In the climactic scene of the film, Miss Brodie is confronted by Sandy, and she is pointedly told that she is "not good for people, and children should not be exposed to you." Realizing she has no hope of appealing her dismissal, Miss Brodie can do nothing, but call "Assassin! Assassin!" after Sandy as she walks away. Miss Brodie states she will be transported to Australia for radicalism. The film closes poignantly with a shot of Sandy tearfully walking along after graduation as we hear a voice-over of Miss Brodie saying "Little girls, I am in the business of putting old heads on young shoulders, and all my pupils are the creme de la creme. Give me a girl at an impressionable age, and she is mine for life!"

== Fascism ==
Miss Brodie is described as a "born fascist" by one of her girls. An active teacher while fascism was gaining popularity in Europe, she openly admires Benito Mussolini and praises him in her class. She frequently tours Italy, returning inspired by what she sees as Utopia. When Adolf Hitler becomes Chancellor of Germany, she changes her holiday destination to Berlin, believing Hitler's brownshirts to be more organized than Mussolini's blackshirts. When Sandy meets Miss Brodie for tea in the Braid Hills Hotel in 1946, Miss Brodie concedes that "Hitler was rather naughty." Her advocacy of fascism comes into play when she persuades a troublesome girl to fight for Francisco Franco, which ultimately leads to tragedy.
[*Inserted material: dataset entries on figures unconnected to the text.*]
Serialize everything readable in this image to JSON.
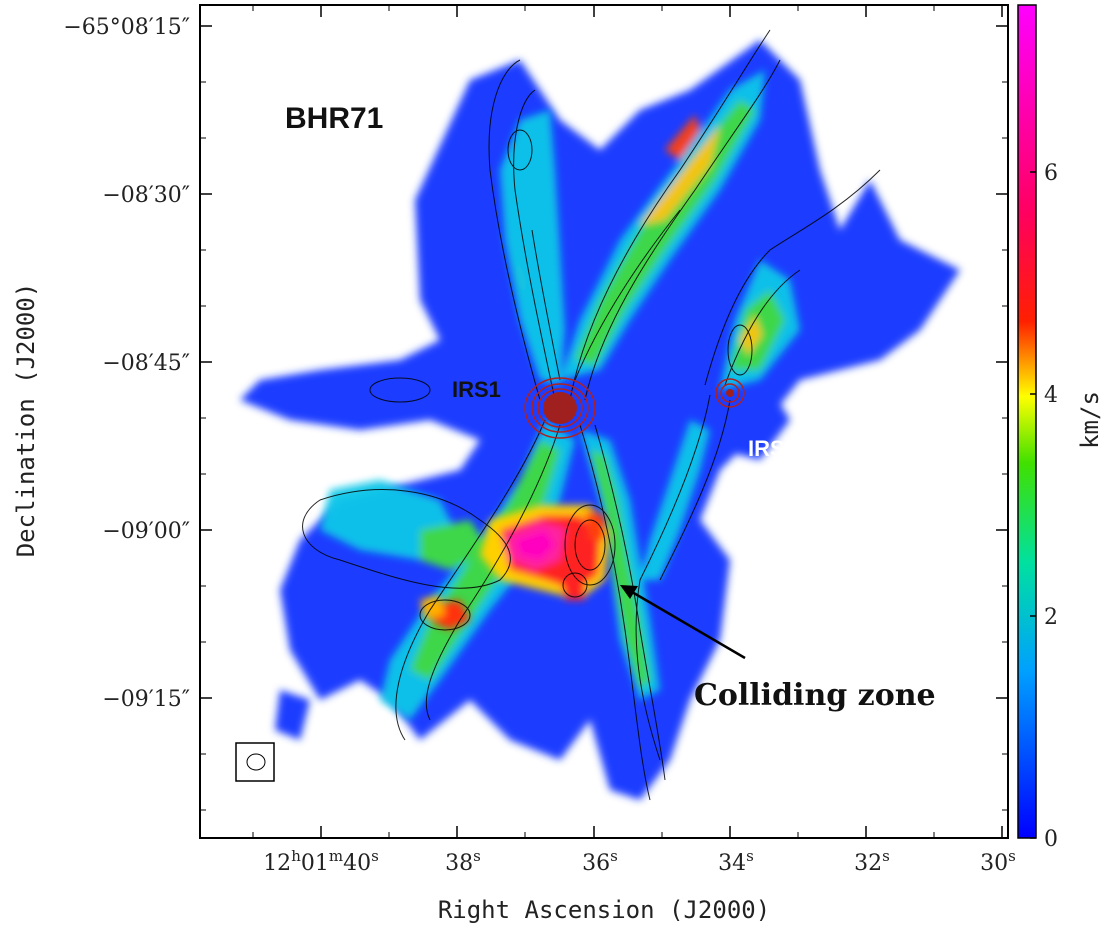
{
  "chart_data": {
    "type": "heatmap",
    "title": "",
    "xlabel": "Right Ascension (J2000)",
    "ylabel": "Declination (J2000)",
    "x_ticks": [
      {
        "main": "12",
        "h": "h",
        "m_val": "01",
        "m": "m",
        "s_val": "40",
        "s": "s"
      },
      {
        "s_val": "38",
        "s": "s"
      },
      {
        "s_val": "36",
        "s": "s"
      },
      {
        "s_val": "34",
        "s": "s"
      },
      {
        "s_val": "32",
        "s": "s"
      },
      {
        "s_val": "30",
        "s": "s"
      }
    ],
    "y_ticks": [
      "−65°08′15″",
      "−08′30″",
      "−08′45″",
      "−09′00″",
      "−09′15″"
    ],
    "colorbar": {
      "label": "km/s",
      "ticks": [
        "0",
        "2",
        "4",
        "6"
      ],
      "range": [
        0,
        7.5
      ],
      "colors": [
        "#0000ff",
        "#00c8ff",
        "#00e060",
        "#ffff00",
        "#ff0000",
        "#ff00ff"
      ]
    },
    "annotations": {
      "source": "BHR71",
      "irs1": "IRS1",
      "irs2": "IRS2",
      "colliding": "Colliding zone"
    }
  }
}
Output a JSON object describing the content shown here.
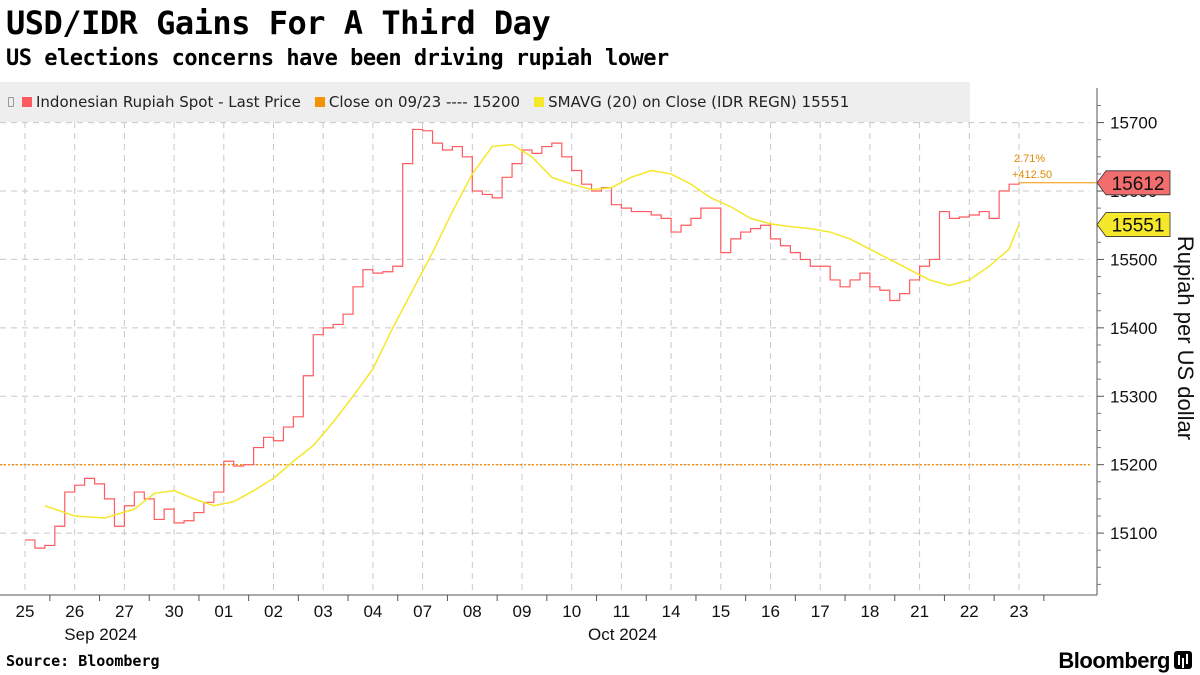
{
  "header": {
    "title": "USD/IDR Gains For A Third Day",
    "subtitle": "US elections concerns have been driving rupiah lower"
  },
  "legend": {
    "items": [
      {
        "label": "Indonesian Rupiah Spot - Last Price",
        "color": "#ff5a5f"
      },
      {
        "label": "Close on 09/23 ---- 15200",
        "color": "#f59200"
      },
      {
        "label": "SMAVG (20)  on Close (IDR REGN) 15551",
        "color": "#f5e72a"
      }
    ]
  },
  "footer": {
    "source": "Source: Bloomberg",
    "brand": "Bloomberg"
  },
  "chart_data": {
    "type": "line",
    "title": "USD/IDR Gains For A Third Day",
    "subtitle": "US elections concerns have been driving rupiah lower",
    "ylabel": "Rupiah per US dollar",
    "ylim": [
      15000,
      15750
    ],
    "yticks": [
      15100,
      15200,
      15300,
      15400,
      15500,
      15600,
      15700
    ],
    "y_axis_position": "right",
    "grid": true,
    "legend_position": "top",
    "x_tick_labels": [
      "25",
      "26",
      "27",
      "30",
      "01",
      "02",
      "03",
      "04",
      "07",
      "08",
      "09",
      "10",
      "11",
      "14",
      "15",
      "16",
      "17",
      "18",
      "21",
      "22",
      "23"
    ],
    "x_month_labels": [
      {
        "label": "Sep 2024",
        "at_index": 1
      },
      {
        "label": "Oct 2024",
        "at_index": 11.5
      }
    ],
    "reference_line": {
      "name": "Close on 09/23",
      "value": 15200,
      "color": "#f59200"
    },
    "annotation": {
      "pct": "2.71%",
      "change": "+412.50"
    },
    "last_value_labels": [
      {
        "value": "15612",
        "color": "#f26d6d",
        "y": 15612
      },
      {
        "value": "15551",
        "color": "#f5e72a",
        "y": 15551
      }
    ],
    "series": [
      {
        "name": "Indonesian Rupiah Spot - Last Price",
        "color": "#ff5a5f",
        "x": [
          0,
          0.2,
          0.4,
          0.6,
          0.8,
          1.0,
          1.2,
          1.4,
          1.6,
          1.8,
          2.0,
          2.2,
          2.4,
          2.6,
          2.8,
          3.0,
          3.2,
          3.4,
          3.6,
          3.8,
          4.0,
          4.2,
          4.4,
          4.6,
          4.8,
          5.0,
          5.2,
          5.4,
          5.6,
          5.8,
          6.0,
          6.2,
          6.4,
          6.6,
          6.8,
          7.0,
          7.2,
          7.4,
          7.6,
          7.8,
          8.0,
          8.2,
          8.4,
          8.6,
          8.8,
          9.0,
          9.2,
          9.4,
          9.6,
          9.8,
          10.0,
          10.2,
          10.4,
          10.6,
          10.8,
          11.0,
          11.2,
          11.4,
          11.6,
          11.8,
          12.0,
          12.2,
          12.4,
          12.6,
          12.8,
          13.0,
          13.2,
          13.4,
          13.6,
          13.8,
          14.0,
          14.2,
          14.4,
          14.6,
          14.8,
          15.0,
          15.2,
          15.4,
          15.6,
          15.8,
          16.0,
          16.2,
          16.4,
          16.6,
          16.8,
          17.0,
          17.2,
          17.4,
          17.6,
          17.8,
          18.0,
          18.2,
          18.4,
          18.6,
          18.8,
          19.0,
          19.2,
          19.4,
          19.6,
          19.8,
          20.0
        ],
        "values": [
          15090,
          15078,
          15082,
          15110,
          15160,
          15170,
          15180,
          15172,
          15150,
          15110,
          15140,
          15160,
          15150,
          15120,
          15135,
          15115,
          15118,
          15130,
          15145,
          15160,
          15205,
          15198,
          15200,
          15225,
          15240,
          15235,
          15255,
          15270,
          15330,
          15390,
          15400,
          15405,
          15420,
          15460,
          15485,
          15480,
          15482,
          15490,
          15640,
          15690,
          15688,
          15670,
          15660,
          15665,
          15650,
          15600,
          15595,
          15590,
          15620,
          15640,
          15660,
          15655,
          15665,
          15670,
          15650,
          15630,
          15610,
          15600,
          15605,
          15580,
          15575,
          15570,
          15570,
          15565,
          15560,
          15540,
          15550,
          15560,
          15575,
          15575,
          15510,
          15530,
          15540,
          15545,
          15550,
          15530,
          15520,
          15510,
          15500,
          15490,
          15490,
          15470,
          15460,
          15470,
          15480,
          15460,
          15455,
          15440,
          15450,
          15470,
          15490,
          15500,
          15570,
          15560,
          15562,
          15565,
          15570,
          15560,
          15600,
          15610,
          15612
        ]
      },
      {
        "name": "SMAVG (20)  on Close (IDR REGN)",
        "color": "#f5e72a",
        "x": [
          0.4,
          1.0,
          1.6,
          2.2,
          2.6,
          3.0,
          3.4,
          3.8,
          4.2,
          4.6,
          5.0,
          5.4,
          5.8,
          6.2,
          6.6,
          7.0,
          7.4,
          7.8,
          8.2,
          8.6,
          9.0,
          9.4,
          9.8,
          10.2,
          10.6,
          11.0,
          11.4,
          11.8,
          12.2,
          12.6,
          13.0,
          13.4,
          13.8,
          14.2,
          14.6,
          15.0,
          15.4,
          15.8,
          16.2,
          16.6,
          17.0,
          17.4,
          17.8,
          18.2,
          18.6,
          19.0,
          19.4,
          19.8,
          20.0
        ],
        "values": [
          15140,
          15125,
          15122,
          15135,
          15158,
          15162,
          15150,
          15140,
          15146,
          15162,
          15180,
          15205,
          15228,
          15262,
          15300,
          15340,
          15400,
          15455,
          15510,
          15570,
          15625,
          15665,
          15668,
          15650,
          15620,
          15610,
          15602,
          15605,
          15620,
          15630,
          15625,
          15610,
          15590,
          15577,
          15560,
          15552,
          15548,
          15545,
          15540,
          15530,
          15515,
          15500,
          15485,
          15470,
          15462,
          15470,
          15490,
          15515,
          15551
        ]
      }
    ]
  }
}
== Reference in later works ==
The character Domenica Macdonald in the 44 Scotland Street series by Alexander McCall Smith, taking place in contemporary Edinburgh, is compared to Jean Brodie by another character in the book (but sharing none of Brodie's attraction to fascism) and critics noted the comparison. McCall Smith also cites the book as one of his favourite humorous books.

== Portrayals ==
Miss Brodie was portrayed by British actress Dame Maggie Smith in the 1969 film adaption of the novel, The Prime of Miss Jean Brodie. Smith's portrayal earned her the Academy Award for Best Actress at the 42nd Academy Awards in 1970.

Vanessa Redgrave played Miss Brodie in a 1966 theatrical adaption of the novel in London. When the play moved to Broadway in 1968, Miss Brodie was portrayed by Zoe Caldwell, who won a Tony Award for her role.